Joscelyn’s new play was a homely, pleasant production with rollicking comedy and heart-moving pathos skilfully commingled. Joscelyn pervaded it all with a convincing simplicity that was really the triumph of art. Cyrus Morgan listened and exulted in her; at every burst of applause his eyes gleamed with pride. He wanted to go on the stage and box the ears of the villain who p
lotted against her; he wanted to shake hands with the good woman who stood by her; he wanted to pay off the mortgage and make Josie happy. He wiped tears from his eyes in the third act when Josie was turned out of doors and, when the fourth left her a happy, blushing bride, hand in hand with her farmer lover, he could have wept again for joy.
Cyrus Morgan went out into the daylight feeling as if he had awakened from a dream. At the outer door he came upon Mrs. Hiram and Deborah. Deborah’s face was stained with tears, and she caught at his hand.
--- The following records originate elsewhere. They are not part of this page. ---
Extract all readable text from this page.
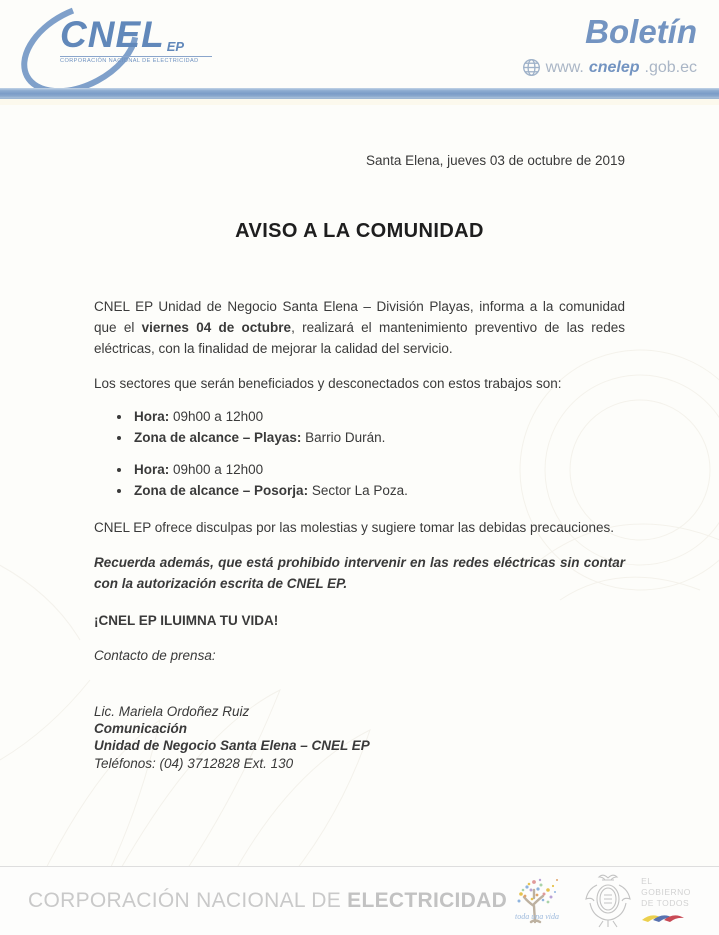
CNEL $_{EP}$
CORPORACIÓN NACIONAL DE ELECTRICIDAD
Boletín
www. cnelep .gob.ec
Santa Elena, jueves 03 de octubre de 2019
AVISO A LA COMUNIDAD

CNEL EP Unidad de Negocio Santa Elena – División Playas, informa a la comunidad que el viernes 04 de octubre, realizará el mantenimiento preventivo de las redes eléctricas, con la finalidad de mejorar la calidad del servicio.

Los sectores que serán beneficiados y desconectados con estos trabajos son:

• Hora: 09h00 a 12h00
• Zona de alcance – Playas: Barrio Durán.
• Hora: 09h00 a 12h00
• Zona de alcance – Posorja: Sector La Poza.

CNEL EP ofrece disculpas por las molestias y sugiere tomar las debidas precauciones.

Recuerda además, que está prohibido intervenir en las redes eléctricas sin contar con la autorización escrita de CNEL EP.

¡CNEL EP ILUIMNA TU VIDA!

Contacto de prensa:

Lic. Mariela Ordoñez Ruiz
Comunicación
Unidad de Negocio Santa Elena – CNEL EP
Teléfonos: (04) 3712828 Ext. 130
CORPORACIÓN NACIONAL DE ELECTRICIDAD
toda una vida
EL
GOBIERNO
DE TODOS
“Oh, Pa, wasn’t it splendid — wasn’t our girl Josie splendid! I’m so proud of her. Oh, I was bound to hear her. I was afraid you’d be mad, so I didn’t let on and when I saw you in the seat down there I couldn’t believe my eyes. Oh, I’ve just been crying the whole time. Wasn’t it splendid! Wasn’t our girl Josie splendid?”
The crowd around looked at the old pair with amused, indulgent curiosity, but they were quite oblivious to their surroundings, even to Mrs. Hiram’s anxiety to decoy them away. Cyrus Morgan cleared his throat and said, “It was great, Mother, great. She took the shine off the other play-actors all right. I knew that National Gazette man didn’t know what he was talking about. Mother, let us go and see Josie right off. She’s stopping with her aunt at the Maberly Hotel — I saw it in the paper this morning. I’m going to tell her she was right and we were wrong. Josie’s beat them all, and I’m going to tell her so!”
When Jack and Jill Took a Hand
Jack’s Side of It
Jill says I have to begin this story because it was me — I mean it was I — who made all the trouble in the first place. That is so like Jill. She is such a good hand at forgetting. Why, it was she who suggested the plot to me. I should never have thought of it myself — not that Jill is any smarter than I am, either, but girls are such creatures for planning up mischief and leading other folks into it and then laying the blame on them when things go wrong. How could I tell Dick would act so like a mule? I thought grown-up folks had more sense. Aunt Tommy was down on me for weeks, while she thought Jill a regular heroine. But there! Girls don’t know anything about being fair, and I am determined I will never have anything more to do with them and their love affairs as long as I live. Jill says I will change my mind when I grow up, but I won’t.